NOTE: Does NOT work in 10.7 “Lion”.
“I claim for the image the humility and powers of a madeleine.”
Filmmaker, photographer, writer, and traveler Chris Marker has never respected the boundaries between genres. His landmark 1962 film La Jetée is made up almost entirely of stills, its one moving image as thrilling as the Lumières’ films must have been for their original audiences. Since then, Marker’s films (including the features Sans Soleil, A Grin without a Cat, The Last Bolshevik, and Level Five) have continued to stretch the definition of the art, merging at times with the essay, political manifesto, personal letter, even the computer game.

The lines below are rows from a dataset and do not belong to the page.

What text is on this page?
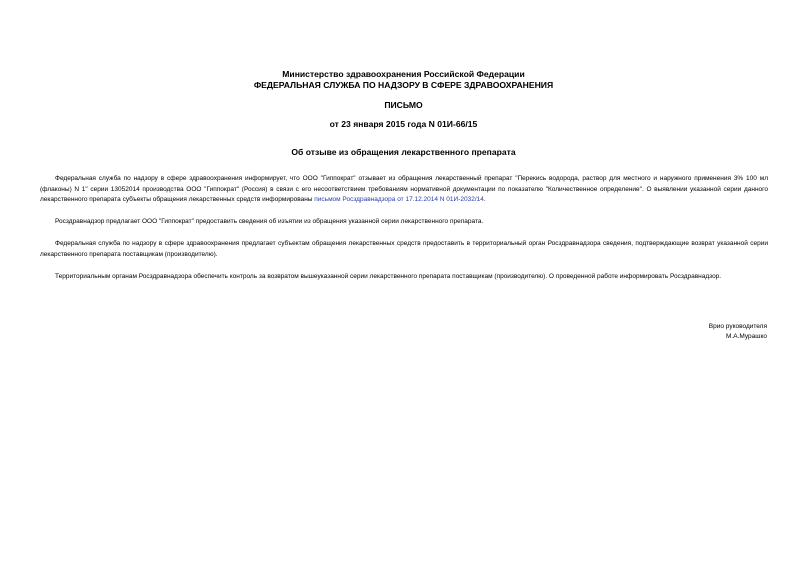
Министерство здравоохранения Российской Федерации
ФЕДЕРАЛЬНАЯ СЛУЖБА ПО НАДЗОРУ В СФЕРЕ ЗДРАВООХРАНЕНИЯ
ПИСЬМО
от 23 января 2015 года N 01И-66/15
Об отзыве из обращения лекарственного препарата

Федеральная служба по надзору в сфере здравоохранения информирует, что ООО "Гиппократ" отзывает из обращения лекарственный препарат "Перекись водорода, раствор для местного и наружного применения 3% 100 мл (флаконы) N 1" серии 13052014 производства ООО "Гиппократ" (Россия) в связи с его несоответствием требованиям нормативной документации по показателю "Количественное определение". О выявлении указанной серии данного лекарственного препарата субъекты обращения лекарственных средств информированы письмом Росздравнадзора от 17.12.2014 N 01И-2032/14.

Росздравнадзор предлагает ООО "Гиппократ" предоставить сведения об изъятии из обращения указанной серии лекарственного препарата.

Федеральная служба по надзору в сфере здравоохранения предлагает субъектам обращения лекарственных средств предоставить в территориальный орган Росздравнадзора сведения, подтверждающие возврат указанной серии лекарственного препарата поставщикам (производителю).

Территориальным органам Росздравнадзора обеспечить контроль за возвратом вышеуказанной серии лекарственного препарата поставщикам (производителю). О проведенной работе информировать Росздравнадзор.

Врио руководителя
М.А.Мурашко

In Immemory, Chris Marker has used the format of the CD-Rom to create a multi-layered, multimedia memoir. The reader investigates “zones” of travel, war, cinema, and poetry, navigating through photographs, film clips, music, and text, as if physically exploring Marker’s memory itself. The result is a veritable 21st-century Remembrance of Things Past, an exploration of the state of memory in our digital era. With it, Marker has both invented a literary form and perfected it.
This 2008 revised edition features additional “X-Plugs,” and has been updated for OSX (see system requirements above).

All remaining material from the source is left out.